Geography
- Location: Karachi, Sindh, Pakistan, Pakistan
- Coordinates: 24°51′28″N 67°00′58″E﻿ / ﻿24.857814°N 67.016080°E

Organisation
- Care system: Public
- Patron: Karachi Metropolitan Corporation

History
- Opened: 1928

Links
- Lists: Hospitals in Pakistan

= Sobhraj Maternity Hospital =

Hospital in Karachi, Pakistan

Sobhraj Maternity Hospital (SMH) is a hospital in Karachi, Pakistan. It is the second oldest hospital in Karachi and the city's oldest maternity hospital.

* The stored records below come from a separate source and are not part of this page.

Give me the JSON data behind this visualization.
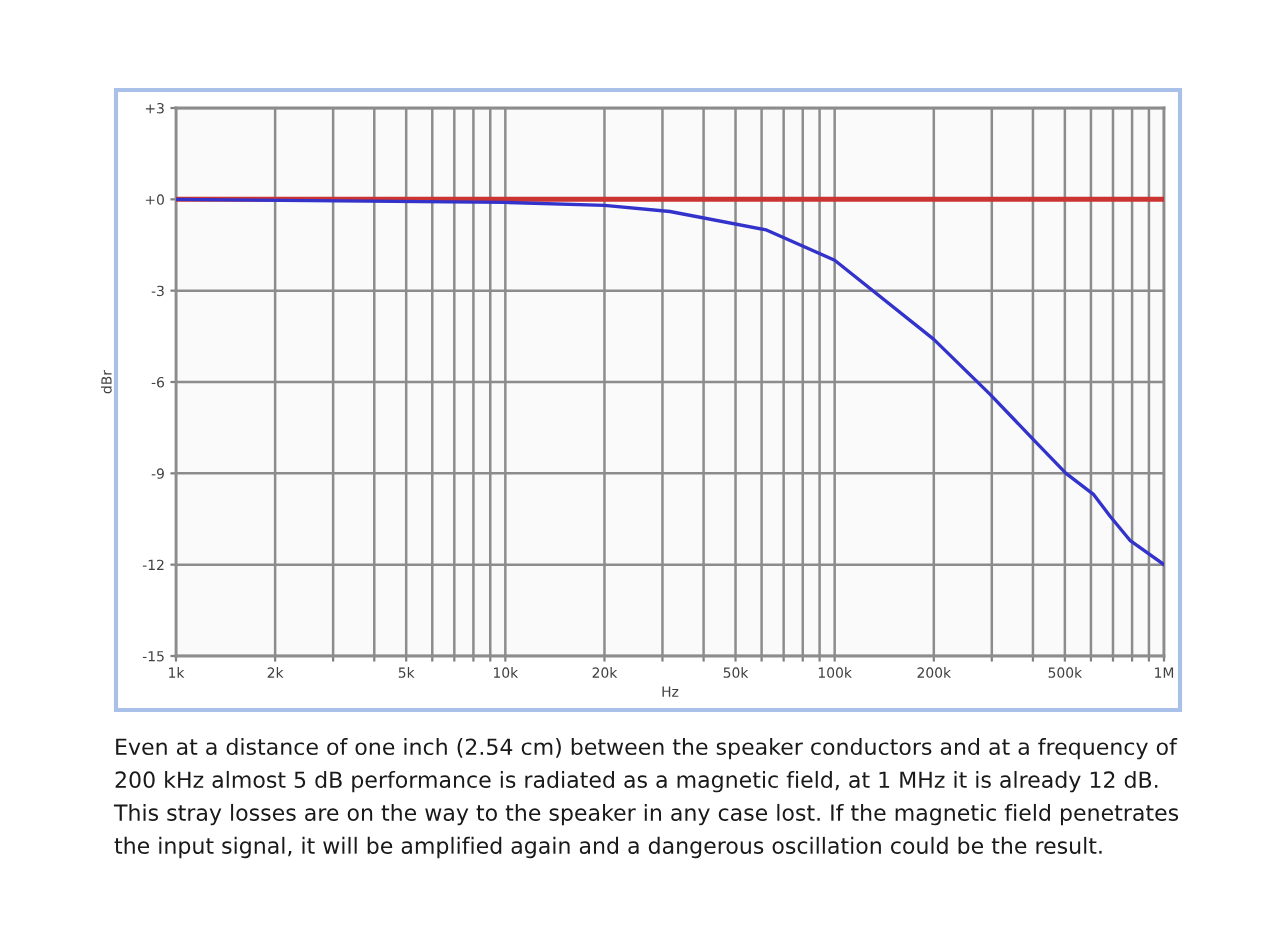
{
  "chart_data": {
    "type": "line",
    "xlabel": "Hz",
    "ylabel": "dBr",
    "log": "x",
    "grid": true,
    "line_style": "solid",
    "xlim": [
      1000,
      1000000
    ],
    "ylim": [
      -15,
      3
    ],
    "xticks": [
      {
        "value": 1000,
        "label": "1k"
      },
      {
        "value": 2000,
        "label": "2k"
      },
      {
        "value": 3000,
        "label": null
      },
      {
        "value": 4000,
        "label": null
      },
      {
        "value": 5000,
        "label": "5k"
      },
      {
        "value": 6000,
        "label": null
      },
      {
        "value": 7000,
        "label": null
      },
      {
        "value": 8000,
        "label": null
      },
      {
        "value": 9000,
        "label": null
      },
      {
        "value": 10000,
        "label": "10k"
      },
      {
        "value": 20000,
        "label": "20k"
      },
      {
        "value": 30000,
        "label": null
      },
      {
        "value": 40000,
        "label": null
      },
      {
        "value": 50000,
        "label": "50k"
      },
      {
        "value": 60000,
        "label": null
      },
      {
        "value": 70000,
        "label": null
      },
      {
        "value": 80000,
        "label": null
      },
      {
        "value": 90000,
        "label": null
      },
      {
        "value": 100000,
        "label": "100k"
      },
      {
        "value": 200000,
        "label": "200k"
      },
      {
        "value": 300000,
        "label": null
      },
      {
        "value": 400000,
        "label": null
      },
      {
        "value": 500000,
        "label": "500k"
      },
      {
        "value": 600000,
        "label": null
      },
      {
        "value": 700000,
        "label": null
      },
      {
        "value": 800000,
        "label": null
      },
      {
        "value": 900000,
        "label": null
      },
      {
        "value": 1000000,
        "label": "1M"
      }
    ],
    "yticks": [
      {
        "value": 3,
        "label": "+3"
      },
      {
        "value": 0,
        "label": "+0"
      },
      -3,
      -6,
      -9,
      -12,
      -15
    ],
    "series": [
      {
        "color": "#cc3333",
        "x": [
          1000,
          1000000
        ],
        "values": [
          0,
          0
        ]
      },
      {
        "color": "#3333cc",
        "x": [
          1000,
          10000,
          20000,
          31600,
          61800,
          100000,
          200000,
          296000,
          402000,
          504000,
          612000,
          685000,
          788000,
          1000000
        ],
        "values": [
          0,
          -0.1,
          -0.2,
          -0.4,
          -1.0,
          -2.0,
          -4.6,
          -6.4,
          -7.9,
          -9.0,
          -9.7,
          -10.4,
          -11.2,
          -12.0
        ]
      }
    ],
    "annotations": [
      "Even at a distance of one inch (2.54 cm) between the speaker conductors and at a frequency of\n200 kHz almost 5 dB performance is radiated as a magnetic field, at 1 MHz it is already 12 dB.\nThis stray losses are on the way to the speaker in any case lost. If the magnetic field penetrates\nthe input signal, it will be amplified again and a dangerous oscillation could be the result."
    ]
  }
}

It is under the administration of the Karachi Metropolitan Corporation.

==History==
It was established in 1928 by Chetumal Sobhraj in honor of his wife, Kishen Devi Sobhraj, and initially served as a women's welfare health unit.

In 1975, the hospital expanded with the addition of a three-story block in its private wing, and in 1979, the mother and child center was upgraded to a maternity home. That same year, the Royal College of Obstetricians and Gynaecologists recognized SMH for postgraduate teaching. The College of Physicians and Surgeons accredited the hospital in 1987.

In 1991, SMH established a nursing school for midwife education and training, and the institution was further elevated to maternity hospital status in 2001.